Well, the answer is fairly broad. Let’s face it, someone looking to buy their first property in London will have to shell out a lot more than someone looking to purchase real estate in the likes of Manchester or Liverpool.
Check out this handy first-time buyer guide to property investment…
A report from comparison website GoCompare has concluded that the average UK first-time buyer will need to take home an average salary of £50,000 per year in order to get on the property ladder.
High property prices means that the average wage is below the minimum to buy a property in 51 out of 65 UK cities.
The report shows a divide in the country when it comes to affordability. Property prices in London, the south and the south east are generally higher than the rest of the UK, making it more expensive for buyers to purchase property.
London by far requires the highest salary to buy. Buyers would need to earn £140,000 per year to buy a flat in the capital.

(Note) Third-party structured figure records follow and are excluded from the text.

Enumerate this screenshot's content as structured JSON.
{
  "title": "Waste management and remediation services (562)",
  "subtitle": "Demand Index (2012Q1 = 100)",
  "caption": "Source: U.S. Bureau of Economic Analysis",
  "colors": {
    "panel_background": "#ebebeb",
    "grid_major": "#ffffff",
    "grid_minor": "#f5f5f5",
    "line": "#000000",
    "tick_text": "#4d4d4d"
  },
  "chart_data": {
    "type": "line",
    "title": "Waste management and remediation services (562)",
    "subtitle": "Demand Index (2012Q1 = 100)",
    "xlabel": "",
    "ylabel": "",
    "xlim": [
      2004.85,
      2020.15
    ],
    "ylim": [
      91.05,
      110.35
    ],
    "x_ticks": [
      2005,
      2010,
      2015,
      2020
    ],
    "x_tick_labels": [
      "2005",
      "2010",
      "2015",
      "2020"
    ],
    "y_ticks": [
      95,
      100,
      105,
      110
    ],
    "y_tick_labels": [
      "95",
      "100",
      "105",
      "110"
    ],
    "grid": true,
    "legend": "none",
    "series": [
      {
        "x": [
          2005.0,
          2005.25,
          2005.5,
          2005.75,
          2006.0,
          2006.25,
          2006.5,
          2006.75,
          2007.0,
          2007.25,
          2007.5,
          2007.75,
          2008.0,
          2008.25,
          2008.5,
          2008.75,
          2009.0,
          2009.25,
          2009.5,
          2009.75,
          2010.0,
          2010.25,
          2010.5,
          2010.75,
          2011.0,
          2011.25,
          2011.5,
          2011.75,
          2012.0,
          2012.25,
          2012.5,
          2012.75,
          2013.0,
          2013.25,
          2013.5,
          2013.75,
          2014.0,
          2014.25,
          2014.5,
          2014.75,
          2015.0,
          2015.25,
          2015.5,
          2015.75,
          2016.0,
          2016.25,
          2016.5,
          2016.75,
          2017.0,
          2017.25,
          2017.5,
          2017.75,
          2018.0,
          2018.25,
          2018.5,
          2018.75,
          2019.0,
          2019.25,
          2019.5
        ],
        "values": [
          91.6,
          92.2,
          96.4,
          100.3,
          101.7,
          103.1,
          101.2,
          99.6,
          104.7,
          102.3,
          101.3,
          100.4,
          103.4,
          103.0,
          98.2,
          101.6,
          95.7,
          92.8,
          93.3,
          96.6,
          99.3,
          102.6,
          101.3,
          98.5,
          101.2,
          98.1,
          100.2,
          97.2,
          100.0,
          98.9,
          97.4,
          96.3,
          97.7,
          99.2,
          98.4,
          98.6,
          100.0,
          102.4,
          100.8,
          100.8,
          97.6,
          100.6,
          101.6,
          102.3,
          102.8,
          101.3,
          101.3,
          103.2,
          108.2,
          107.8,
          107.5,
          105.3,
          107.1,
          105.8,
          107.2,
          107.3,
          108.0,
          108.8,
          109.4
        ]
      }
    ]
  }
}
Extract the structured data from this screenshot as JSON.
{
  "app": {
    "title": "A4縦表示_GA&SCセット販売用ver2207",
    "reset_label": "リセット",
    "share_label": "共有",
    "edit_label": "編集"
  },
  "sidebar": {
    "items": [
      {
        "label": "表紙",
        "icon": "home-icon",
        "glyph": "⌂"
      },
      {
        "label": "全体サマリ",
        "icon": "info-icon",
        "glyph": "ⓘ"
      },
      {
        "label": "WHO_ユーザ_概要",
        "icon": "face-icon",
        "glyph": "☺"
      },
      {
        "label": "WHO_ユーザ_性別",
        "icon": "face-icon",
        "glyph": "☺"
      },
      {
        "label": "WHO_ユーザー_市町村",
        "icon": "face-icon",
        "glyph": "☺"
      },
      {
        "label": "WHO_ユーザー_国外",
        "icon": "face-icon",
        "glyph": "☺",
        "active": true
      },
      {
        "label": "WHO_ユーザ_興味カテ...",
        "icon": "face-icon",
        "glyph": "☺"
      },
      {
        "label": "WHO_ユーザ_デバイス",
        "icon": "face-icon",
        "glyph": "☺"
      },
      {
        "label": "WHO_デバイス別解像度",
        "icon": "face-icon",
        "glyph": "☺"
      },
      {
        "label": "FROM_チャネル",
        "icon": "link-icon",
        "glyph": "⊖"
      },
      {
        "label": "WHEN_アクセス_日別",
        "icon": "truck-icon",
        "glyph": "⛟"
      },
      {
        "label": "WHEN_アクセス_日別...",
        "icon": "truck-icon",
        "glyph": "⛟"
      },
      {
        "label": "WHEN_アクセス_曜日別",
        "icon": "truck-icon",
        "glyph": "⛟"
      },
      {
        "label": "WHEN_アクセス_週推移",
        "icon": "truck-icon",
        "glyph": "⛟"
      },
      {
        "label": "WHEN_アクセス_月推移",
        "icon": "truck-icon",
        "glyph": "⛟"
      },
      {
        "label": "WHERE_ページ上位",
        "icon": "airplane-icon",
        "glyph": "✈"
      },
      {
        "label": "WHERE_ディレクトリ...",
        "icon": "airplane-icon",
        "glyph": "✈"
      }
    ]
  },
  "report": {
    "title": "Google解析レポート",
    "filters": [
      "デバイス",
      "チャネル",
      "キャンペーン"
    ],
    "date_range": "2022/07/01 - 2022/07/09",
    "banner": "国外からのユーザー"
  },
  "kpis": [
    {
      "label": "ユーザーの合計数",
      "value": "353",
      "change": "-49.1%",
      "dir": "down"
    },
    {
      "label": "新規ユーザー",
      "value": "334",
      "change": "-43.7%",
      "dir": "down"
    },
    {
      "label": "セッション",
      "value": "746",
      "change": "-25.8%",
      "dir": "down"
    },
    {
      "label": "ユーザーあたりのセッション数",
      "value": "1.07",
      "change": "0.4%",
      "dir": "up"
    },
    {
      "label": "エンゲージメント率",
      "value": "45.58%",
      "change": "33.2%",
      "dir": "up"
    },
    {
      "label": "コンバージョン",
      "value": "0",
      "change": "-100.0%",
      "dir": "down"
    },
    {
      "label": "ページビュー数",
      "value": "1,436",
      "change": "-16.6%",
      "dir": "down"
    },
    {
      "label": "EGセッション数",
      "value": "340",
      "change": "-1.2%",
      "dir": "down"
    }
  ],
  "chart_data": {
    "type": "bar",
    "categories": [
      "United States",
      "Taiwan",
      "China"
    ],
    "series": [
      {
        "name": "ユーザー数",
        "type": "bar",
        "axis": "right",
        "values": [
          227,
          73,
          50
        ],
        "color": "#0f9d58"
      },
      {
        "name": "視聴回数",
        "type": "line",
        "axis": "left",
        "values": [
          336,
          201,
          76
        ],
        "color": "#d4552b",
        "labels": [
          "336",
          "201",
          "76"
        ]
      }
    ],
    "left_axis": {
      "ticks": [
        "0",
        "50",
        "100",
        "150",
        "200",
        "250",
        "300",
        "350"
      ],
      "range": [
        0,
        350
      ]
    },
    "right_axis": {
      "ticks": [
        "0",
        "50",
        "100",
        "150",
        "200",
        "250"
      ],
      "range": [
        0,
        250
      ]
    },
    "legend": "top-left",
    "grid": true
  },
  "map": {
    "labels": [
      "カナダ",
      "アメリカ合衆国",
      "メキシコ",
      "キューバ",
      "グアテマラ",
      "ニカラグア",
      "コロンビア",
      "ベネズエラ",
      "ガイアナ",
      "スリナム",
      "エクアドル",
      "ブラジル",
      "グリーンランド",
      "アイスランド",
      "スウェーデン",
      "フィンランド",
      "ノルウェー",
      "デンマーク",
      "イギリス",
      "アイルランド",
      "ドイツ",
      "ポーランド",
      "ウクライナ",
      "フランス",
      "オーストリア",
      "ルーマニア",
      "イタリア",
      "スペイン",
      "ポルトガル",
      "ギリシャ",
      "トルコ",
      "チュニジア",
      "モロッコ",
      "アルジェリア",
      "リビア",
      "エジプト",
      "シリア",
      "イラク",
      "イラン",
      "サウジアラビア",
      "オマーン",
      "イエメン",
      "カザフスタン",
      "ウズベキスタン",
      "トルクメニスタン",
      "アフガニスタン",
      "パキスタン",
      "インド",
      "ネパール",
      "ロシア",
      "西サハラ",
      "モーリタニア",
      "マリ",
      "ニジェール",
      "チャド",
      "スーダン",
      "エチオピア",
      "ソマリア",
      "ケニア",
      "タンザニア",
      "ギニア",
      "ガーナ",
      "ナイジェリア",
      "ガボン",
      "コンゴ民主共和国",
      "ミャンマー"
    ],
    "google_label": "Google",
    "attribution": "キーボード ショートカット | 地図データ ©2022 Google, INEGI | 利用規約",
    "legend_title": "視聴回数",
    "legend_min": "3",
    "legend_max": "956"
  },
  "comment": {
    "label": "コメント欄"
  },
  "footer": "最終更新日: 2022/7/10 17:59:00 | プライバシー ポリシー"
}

Blackburn has been ranked the most affordable place to buy. The report determines that a £14,000 salary could be enough to get a first-time buyer onto the property market. After Blackburn, Hull, Blackpool, Grimsby and Stoke-on-Trent are the most affordable areas.
Ben Wilson, home insurance expert at GoCompare commented: ‘Although owning a home may be achievable in places like Blackburn and Sunderland, in other parts of the country the rapid rise in property value and a growing urban population is pricing many of the British public out of home ownership.
‘London’s high prices are well documented, but it’s in other parts of the south of England that the gap between average salary and average house price is at its most alarming, with places like Brighton requiring a minimum household income of £180,000 to afford a detached house,’ Wilson added.